Hand-embroidery is the richest and most intentional part of this process. It is also the longest, taking anywhere from one to six months. This timeframe not only allows us to directly connect with our embroiderers to discuss adjustments, color changes, and deadlines, but also to get to know them on a deeper level.

Over the length of one stitched garment, we receive news from them on weddings, graduations, and family plans as well as news on road closures, shipping restrictions, bombardments, and bank closures from the Israeli government. Because of this, our women embroiderers have become an extension of our community, and alongside creating tatreez, we are reviving connections with them that exile has cut.

We employ about 5-12 women in the West Bank, Palestine to hand-embroider our pieces.

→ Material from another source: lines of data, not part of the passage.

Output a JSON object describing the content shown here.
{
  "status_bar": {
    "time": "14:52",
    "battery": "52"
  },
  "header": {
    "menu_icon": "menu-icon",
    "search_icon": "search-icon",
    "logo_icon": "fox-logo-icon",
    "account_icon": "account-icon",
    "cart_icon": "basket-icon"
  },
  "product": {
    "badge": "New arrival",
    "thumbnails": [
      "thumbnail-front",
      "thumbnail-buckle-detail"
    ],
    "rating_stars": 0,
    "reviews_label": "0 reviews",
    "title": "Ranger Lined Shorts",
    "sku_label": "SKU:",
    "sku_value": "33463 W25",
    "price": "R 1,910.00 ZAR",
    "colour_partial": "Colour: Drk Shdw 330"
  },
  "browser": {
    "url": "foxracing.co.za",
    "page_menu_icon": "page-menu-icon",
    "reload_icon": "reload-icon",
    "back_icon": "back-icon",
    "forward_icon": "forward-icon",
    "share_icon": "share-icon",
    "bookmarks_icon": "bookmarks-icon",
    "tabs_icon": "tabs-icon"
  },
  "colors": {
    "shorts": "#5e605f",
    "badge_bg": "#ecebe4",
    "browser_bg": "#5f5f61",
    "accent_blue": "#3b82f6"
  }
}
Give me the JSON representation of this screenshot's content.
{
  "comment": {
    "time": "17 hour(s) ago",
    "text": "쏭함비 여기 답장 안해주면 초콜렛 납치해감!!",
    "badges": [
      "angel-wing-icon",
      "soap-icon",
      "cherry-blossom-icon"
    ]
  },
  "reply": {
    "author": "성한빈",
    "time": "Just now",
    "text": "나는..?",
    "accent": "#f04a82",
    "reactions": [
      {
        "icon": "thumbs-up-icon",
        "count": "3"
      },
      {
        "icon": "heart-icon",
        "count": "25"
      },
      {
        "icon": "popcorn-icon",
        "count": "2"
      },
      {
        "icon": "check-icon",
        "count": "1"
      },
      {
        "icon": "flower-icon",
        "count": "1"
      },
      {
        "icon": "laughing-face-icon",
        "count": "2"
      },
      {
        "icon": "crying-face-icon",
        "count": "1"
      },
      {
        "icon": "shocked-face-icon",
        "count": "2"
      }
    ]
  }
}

One of whom is Um Bader (hands photographed). She stitches our smaller accessories like bag straps and shawls in her spare time between work, cooking, and family obligations. Um Taysir is another one of our embroiderers who stitches larger collections. She is trained in the tatreez, habke (binding interlace stitch), and manajil (joining stitch) techniques. She also loves beadwork and removing waste canvas.

Compensation

Our embroiderers are compensated on a per-piece basis, where costs are determined by how many thread balls are used. Each ball of embroidery holds 80 meters (or 87 yards). Standard pay in Palestine for one thread ball is 40 NIS (or $13). At Badan Collective, we pay our embroiderers double this rate at 80 NIS (or $26) with a future target of paying them three to four times the going rate. As we grow, we plan to help our embroiderers grow too.

Alongside our 12 hand-embroiderers, the remaining team of 7 craftsmen and women receive anywhere from 3-10% of the final garment price. This compensates labor for their specific craft such as attaching and removing waste canvas, fixing leather, adding hardware, or tailoring garments.

Final Touches

Once a piece is fully hand-embroidered, it moves onto the round of final touches. This includes tasks such as removing waste canvas (a process known as tanseel in Arabic), assembling fabric pieces, and finishing seams or hems. Each of these tasks is done by a different person on our team before it is then packed and shipped to us.

We receive all items, inspect for damage, trim any loose threading, and add our Badan fabric tag. Our small-batched collections are then shared with you, where every purchase supports both our local small business and our team in occupied Palestine.